Keywords: Consanguinity, first cousin marriages, preterm delivery, recurrent pregnancy loss, Saudi Arabia

How to cite this article:
Warsy AS, Alkhuriji A, A. Al-Marry BA, Alraqibah AA, Alharbi AA, Babay Z, Addar M, Daghestani M. Consanguinity in unexplained recurrent pregnancy loss and preterm delivery among Saudi females. J Nat Sci Med 2020;3:33-8

How to cite this URL:
Warsy AS, Alkhuriji A, A. Al-Marry BA, Alraqibah AA, Alharbi AA, Babay Z, Addar M, Daghestani M. Consanguinity in unexplained recurrent pregnancy loss and preterm delivery among Saudi females. J Nat Sci Med [serial online] 2020 [cited 2022 Jun 26];3:33-8. Available from: https://www.jnsmonline.org/text.asp?2020/3/1/33/269753

  Introduction Top

Recurrent pregnancy loss (RPL) and preterm delivery (PTD) are problems that have unexplained etiologies in most patients. Spontaneous miscarriage is defined as “a pregnancy loss before the 20th week of gestation,” whereas, RPL refers to three or more consecutive pregnancy losses (before the 20th week of gestation).[1] PTD, also referred to as “preterm birth” according to the World Health Organization is the birth of a baby before the 37th week of pregnancy.[2] Based on the available data from 184 countries in 2015, the Centre for Disease Control and prevention reported that every year about 15 million babies are born preterm and the rate of PTD ranges from 5% to 18% of all the live births. The prevalence of PTD is high in certain racial and ethnic groups, and the rate has increased over the past 20 years due to increased maternal age, problems associated with the maternal health (i.e., diabetes and high blood pressure), and increase in the number of pregnancy-related complications such as gestational diabetes and multiple pregnancies.[2],[3]

Premature delivery is considered as the biggest global killer of children primarily in the developing countries causing mortalities in millions, of children every year due to related complications.[4],[5] Hence, PTD is regarded as a major contributor to infant death, long-term morbidity, neurological disabilities, and cognitive outcomes in children.[6],[7],[8],[9]

Several factors play a role in increasing the prevalence of RPL and PTD, including environmental and genetic factors indicating a multifactorial etiology.[10],[11] Well-documented risk factors implicated in RPL, include maternal smoking, advanced maternal age, previous spontaneous miscarriage, and fetal chromosomal abnormalities.
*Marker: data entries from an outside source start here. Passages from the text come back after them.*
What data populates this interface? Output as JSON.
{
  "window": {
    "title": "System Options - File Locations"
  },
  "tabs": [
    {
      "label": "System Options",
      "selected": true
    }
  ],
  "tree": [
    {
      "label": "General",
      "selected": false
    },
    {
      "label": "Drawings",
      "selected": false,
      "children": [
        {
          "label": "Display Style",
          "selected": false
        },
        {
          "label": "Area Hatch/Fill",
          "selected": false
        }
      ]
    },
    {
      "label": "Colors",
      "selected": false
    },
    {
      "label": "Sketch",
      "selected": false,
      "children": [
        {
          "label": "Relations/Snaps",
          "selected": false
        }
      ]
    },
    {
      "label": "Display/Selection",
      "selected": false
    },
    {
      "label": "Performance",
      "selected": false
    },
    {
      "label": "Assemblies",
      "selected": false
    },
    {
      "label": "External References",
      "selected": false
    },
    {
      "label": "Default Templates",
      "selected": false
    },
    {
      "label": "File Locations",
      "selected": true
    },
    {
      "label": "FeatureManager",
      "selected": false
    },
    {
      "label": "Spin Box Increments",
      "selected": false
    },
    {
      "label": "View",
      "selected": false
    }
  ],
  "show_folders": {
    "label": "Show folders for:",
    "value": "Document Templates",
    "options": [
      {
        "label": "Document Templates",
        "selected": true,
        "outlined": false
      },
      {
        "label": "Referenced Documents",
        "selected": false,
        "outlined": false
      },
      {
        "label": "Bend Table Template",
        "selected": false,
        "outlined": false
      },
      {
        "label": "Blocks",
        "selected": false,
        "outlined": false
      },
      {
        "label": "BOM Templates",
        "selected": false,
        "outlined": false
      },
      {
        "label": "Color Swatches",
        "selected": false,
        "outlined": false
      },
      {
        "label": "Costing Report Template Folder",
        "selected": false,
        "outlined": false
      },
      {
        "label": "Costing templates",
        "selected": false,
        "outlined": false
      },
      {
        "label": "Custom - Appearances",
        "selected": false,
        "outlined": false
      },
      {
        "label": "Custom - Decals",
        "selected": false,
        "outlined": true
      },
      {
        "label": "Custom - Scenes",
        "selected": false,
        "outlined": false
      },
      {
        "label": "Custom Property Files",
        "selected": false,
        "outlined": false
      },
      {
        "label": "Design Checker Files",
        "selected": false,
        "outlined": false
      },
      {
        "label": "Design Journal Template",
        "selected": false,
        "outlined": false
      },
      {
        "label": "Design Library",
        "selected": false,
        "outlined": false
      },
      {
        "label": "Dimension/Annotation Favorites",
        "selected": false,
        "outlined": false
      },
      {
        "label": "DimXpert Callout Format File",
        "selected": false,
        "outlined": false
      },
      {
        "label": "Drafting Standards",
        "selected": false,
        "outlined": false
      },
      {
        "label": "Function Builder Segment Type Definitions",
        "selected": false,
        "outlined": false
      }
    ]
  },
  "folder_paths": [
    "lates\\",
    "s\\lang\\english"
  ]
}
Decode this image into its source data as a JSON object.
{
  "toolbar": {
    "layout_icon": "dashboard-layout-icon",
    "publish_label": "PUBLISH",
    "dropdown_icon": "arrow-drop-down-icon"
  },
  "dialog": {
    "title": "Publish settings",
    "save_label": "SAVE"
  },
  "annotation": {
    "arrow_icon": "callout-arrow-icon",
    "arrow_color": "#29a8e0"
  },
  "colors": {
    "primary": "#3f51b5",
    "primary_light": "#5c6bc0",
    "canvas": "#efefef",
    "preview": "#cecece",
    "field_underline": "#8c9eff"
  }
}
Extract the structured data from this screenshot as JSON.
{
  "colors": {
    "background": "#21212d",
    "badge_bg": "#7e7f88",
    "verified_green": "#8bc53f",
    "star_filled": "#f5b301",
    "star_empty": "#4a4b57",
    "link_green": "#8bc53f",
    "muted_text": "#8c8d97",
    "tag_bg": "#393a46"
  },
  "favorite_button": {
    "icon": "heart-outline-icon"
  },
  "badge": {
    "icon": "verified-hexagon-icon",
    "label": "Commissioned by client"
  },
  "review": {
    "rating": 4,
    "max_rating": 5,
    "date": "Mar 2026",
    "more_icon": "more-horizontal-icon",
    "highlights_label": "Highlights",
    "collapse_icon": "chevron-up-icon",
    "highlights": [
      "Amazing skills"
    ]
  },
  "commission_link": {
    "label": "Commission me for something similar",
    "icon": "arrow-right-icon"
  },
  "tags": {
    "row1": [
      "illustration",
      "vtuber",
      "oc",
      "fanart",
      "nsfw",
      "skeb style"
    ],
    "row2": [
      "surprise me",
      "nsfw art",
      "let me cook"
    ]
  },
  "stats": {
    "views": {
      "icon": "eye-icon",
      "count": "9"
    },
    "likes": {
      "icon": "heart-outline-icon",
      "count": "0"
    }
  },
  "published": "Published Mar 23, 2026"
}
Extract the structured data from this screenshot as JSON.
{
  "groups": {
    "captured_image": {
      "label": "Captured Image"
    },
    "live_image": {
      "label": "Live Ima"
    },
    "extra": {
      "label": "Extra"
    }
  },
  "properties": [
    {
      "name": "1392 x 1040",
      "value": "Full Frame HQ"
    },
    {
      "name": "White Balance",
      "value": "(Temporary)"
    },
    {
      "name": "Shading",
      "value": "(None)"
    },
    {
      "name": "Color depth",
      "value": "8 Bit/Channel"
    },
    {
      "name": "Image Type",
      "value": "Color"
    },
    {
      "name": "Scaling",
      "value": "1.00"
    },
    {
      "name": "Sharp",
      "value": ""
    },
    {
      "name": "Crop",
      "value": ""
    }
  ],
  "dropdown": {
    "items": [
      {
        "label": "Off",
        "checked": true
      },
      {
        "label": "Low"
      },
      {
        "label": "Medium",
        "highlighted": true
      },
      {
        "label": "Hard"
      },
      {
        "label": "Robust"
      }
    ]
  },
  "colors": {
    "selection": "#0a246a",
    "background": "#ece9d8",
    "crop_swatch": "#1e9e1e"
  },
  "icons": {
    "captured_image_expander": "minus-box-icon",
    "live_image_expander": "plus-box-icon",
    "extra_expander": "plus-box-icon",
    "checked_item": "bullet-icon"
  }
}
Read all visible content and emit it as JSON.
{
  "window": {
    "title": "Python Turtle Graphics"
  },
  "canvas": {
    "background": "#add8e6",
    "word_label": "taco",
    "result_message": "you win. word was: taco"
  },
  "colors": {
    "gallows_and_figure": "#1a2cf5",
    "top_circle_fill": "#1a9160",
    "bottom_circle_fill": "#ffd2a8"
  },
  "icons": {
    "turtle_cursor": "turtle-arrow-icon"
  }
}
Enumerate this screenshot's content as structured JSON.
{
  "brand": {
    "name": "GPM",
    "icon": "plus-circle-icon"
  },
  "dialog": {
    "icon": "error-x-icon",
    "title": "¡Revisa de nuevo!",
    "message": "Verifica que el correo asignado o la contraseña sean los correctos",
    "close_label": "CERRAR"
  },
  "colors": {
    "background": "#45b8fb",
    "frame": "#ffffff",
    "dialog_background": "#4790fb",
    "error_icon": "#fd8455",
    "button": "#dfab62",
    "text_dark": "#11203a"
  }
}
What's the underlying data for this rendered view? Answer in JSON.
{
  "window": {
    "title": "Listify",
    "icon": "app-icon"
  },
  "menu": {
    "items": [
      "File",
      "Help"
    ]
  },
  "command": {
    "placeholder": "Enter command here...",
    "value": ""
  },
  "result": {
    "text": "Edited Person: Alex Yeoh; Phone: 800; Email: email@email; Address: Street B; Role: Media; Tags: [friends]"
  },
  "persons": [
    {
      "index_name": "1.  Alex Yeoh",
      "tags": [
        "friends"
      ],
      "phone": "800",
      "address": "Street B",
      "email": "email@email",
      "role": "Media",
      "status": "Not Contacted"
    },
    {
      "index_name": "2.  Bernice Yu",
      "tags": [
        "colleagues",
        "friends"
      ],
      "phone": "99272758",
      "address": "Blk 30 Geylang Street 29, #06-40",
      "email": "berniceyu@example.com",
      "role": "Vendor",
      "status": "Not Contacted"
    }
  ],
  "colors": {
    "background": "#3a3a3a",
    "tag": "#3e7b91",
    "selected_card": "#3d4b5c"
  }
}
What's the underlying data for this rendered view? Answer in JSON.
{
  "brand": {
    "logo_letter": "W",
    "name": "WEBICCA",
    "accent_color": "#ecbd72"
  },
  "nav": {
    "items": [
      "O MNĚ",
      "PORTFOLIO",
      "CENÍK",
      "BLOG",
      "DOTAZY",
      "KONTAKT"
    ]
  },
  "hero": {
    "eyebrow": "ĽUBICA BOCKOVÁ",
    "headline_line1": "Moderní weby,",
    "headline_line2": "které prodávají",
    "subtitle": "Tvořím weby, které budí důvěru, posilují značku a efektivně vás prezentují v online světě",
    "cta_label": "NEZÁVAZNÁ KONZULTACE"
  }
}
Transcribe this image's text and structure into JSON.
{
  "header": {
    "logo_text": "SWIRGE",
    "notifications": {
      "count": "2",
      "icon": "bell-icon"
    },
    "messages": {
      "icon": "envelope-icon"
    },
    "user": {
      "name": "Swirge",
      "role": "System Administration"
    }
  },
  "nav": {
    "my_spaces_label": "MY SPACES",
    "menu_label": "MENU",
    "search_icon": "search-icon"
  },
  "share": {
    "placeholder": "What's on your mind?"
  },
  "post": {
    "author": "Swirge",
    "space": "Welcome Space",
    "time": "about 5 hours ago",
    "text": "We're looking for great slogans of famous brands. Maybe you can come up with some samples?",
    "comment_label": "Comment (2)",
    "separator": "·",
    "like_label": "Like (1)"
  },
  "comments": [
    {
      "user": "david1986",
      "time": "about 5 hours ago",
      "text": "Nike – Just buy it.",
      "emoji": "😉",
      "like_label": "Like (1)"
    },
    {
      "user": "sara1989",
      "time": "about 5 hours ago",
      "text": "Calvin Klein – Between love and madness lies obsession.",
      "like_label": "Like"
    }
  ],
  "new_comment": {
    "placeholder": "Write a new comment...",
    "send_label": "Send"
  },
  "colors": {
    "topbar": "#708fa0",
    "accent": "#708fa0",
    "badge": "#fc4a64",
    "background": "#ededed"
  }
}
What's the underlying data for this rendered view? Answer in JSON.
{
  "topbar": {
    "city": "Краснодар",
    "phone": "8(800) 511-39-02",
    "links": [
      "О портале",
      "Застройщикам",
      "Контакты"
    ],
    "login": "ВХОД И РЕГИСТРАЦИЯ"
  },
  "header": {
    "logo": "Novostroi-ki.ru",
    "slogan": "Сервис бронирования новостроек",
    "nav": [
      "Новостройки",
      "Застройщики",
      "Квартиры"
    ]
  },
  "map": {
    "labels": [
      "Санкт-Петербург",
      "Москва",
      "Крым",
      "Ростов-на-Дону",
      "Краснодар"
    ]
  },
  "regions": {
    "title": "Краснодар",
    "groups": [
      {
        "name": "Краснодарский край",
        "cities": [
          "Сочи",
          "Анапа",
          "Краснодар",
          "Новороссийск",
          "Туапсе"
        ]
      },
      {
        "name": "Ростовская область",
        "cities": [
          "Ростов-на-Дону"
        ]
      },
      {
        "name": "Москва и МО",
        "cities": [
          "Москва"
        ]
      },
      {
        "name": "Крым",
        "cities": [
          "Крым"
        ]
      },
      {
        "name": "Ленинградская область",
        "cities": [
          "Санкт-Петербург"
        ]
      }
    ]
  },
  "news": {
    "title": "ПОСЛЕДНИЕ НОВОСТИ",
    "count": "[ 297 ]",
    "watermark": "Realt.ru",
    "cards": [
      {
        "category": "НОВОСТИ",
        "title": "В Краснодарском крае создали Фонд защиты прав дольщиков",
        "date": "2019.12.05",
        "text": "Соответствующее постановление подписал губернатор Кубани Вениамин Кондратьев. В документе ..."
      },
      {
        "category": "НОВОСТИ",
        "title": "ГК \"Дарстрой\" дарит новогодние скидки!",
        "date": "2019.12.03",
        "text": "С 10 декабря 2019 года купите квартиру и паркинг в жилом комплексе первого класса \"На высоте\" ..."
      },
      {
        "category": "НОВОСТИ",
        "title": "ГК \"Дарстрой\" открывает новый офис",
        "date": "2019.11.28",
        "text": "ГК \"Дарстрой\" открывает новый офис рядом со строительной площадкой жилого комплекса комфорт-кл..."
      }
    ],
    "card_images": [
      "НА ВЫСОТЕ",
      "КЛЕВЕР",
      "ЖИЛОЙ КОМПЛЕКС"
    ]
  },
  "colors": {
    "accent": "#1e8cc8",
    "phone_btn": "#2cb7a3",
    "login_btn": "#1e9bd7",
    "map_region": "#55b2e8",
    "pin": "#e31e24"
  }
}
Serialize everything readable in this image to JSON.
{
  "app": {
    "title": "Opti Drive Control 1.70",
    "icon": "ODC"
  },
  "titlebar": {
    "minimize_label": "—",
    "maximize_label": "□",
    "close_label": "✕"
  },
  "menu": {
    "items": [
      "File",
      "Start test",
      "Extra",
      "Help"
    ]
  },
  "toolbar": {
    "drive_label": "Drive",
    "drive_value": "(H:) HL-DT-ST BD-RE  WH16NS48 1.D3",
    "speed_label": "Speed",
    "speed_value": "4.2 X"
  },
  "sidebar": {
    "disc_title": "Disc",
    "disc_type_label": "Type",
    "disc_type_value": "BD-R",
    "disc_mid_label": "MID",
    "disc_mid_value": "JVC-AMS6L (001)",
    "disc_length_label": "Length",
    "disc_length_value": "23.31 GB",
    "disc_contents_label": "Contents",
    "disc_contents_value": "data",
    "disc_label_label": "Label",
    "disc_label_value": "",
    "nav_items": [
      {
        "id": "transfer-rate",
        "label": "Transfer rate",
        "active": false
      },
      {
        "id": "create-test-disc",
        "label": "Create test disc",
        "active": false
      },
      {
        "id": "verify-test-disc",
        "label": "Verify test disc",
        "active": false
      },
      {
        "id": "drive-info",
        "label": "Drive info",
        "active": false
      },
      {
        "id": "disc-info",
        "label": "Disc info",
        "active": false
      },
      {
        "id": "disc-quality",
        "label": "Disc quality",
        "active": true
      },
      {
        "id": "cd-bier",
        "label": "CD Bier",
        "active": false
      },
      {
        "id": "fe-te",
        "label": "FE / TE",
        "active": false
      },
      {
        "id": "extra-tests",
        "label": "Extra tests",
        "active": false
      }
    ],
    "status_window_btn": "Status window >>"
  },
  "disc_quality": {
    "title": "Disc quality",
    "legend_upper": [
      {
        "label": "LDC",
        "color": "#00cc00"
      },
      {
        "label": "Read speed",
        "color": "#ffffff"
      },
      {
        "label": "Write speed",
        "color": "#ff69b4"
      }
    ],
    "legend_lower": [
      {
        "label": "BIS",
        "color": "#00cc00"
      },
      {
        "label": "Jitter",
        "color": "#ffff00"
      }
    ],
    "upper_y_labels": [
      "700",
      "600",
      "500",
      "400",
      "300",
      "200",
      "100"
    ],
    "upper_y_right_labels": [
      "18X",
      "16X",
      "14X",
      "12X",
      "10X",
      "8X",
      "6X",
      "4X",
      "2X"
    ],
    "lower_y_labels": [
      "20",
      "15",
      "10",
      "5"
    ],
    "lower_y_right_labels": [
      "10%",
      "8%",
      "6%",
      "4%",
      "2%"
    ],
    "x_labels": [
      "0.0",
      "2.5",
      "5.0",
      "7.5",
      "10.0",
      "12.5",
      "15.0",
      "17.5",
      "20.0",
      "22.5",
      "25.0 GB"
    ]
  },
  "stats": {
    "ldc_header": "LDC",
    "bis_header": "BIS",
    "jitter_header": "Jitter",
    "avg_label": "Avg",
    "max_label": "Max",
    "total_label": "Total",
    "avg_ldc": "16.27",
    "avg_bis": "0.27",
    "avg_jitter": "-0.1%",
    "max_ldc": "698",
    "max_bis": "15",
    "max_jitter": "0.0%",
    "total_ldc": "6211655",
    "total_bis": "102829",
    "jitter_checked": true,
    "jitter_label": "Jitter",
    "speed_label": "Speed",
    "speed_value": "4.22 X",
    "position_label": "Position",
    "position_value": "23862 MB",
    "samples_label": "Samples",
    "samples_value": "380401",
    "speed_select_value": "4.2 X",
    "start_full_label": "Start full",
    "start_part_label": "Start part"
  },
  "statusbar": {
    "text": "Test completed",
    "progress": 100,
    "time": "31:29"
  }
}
The factors involved in PTD include smoking, maternal body mass index (BMI), hypertension, stress, preeclampsia, premature rupture of membrane, hormonal factors, genetic factors, urinary tract infection, oligohydramnios, bleeding or spotting, and previous history of PTD.[12],[13],[14],[15],[16],[17] Consanguinity has also been considered as one of the predisposing factors in a few studies conducted in some populations.[17],[18],[19],[20],[21],[22] However, there are several contradictory reports in the literature. Furthermore, the data available on the effect of consanguinity are limited due to the low frequency of consanguinity in the Western societies such as Europeans and North Americans, where consanguinity is not favored and is disliked on historical and religious grounds. Contrary to this, populations in Asia and the Arab World show a strong preference for consanguineous marriages, most frequently contracted between first cousins, and the marriage outside the family is perceived as a risky and disruptive option.[23],[24],[25],[26],[27]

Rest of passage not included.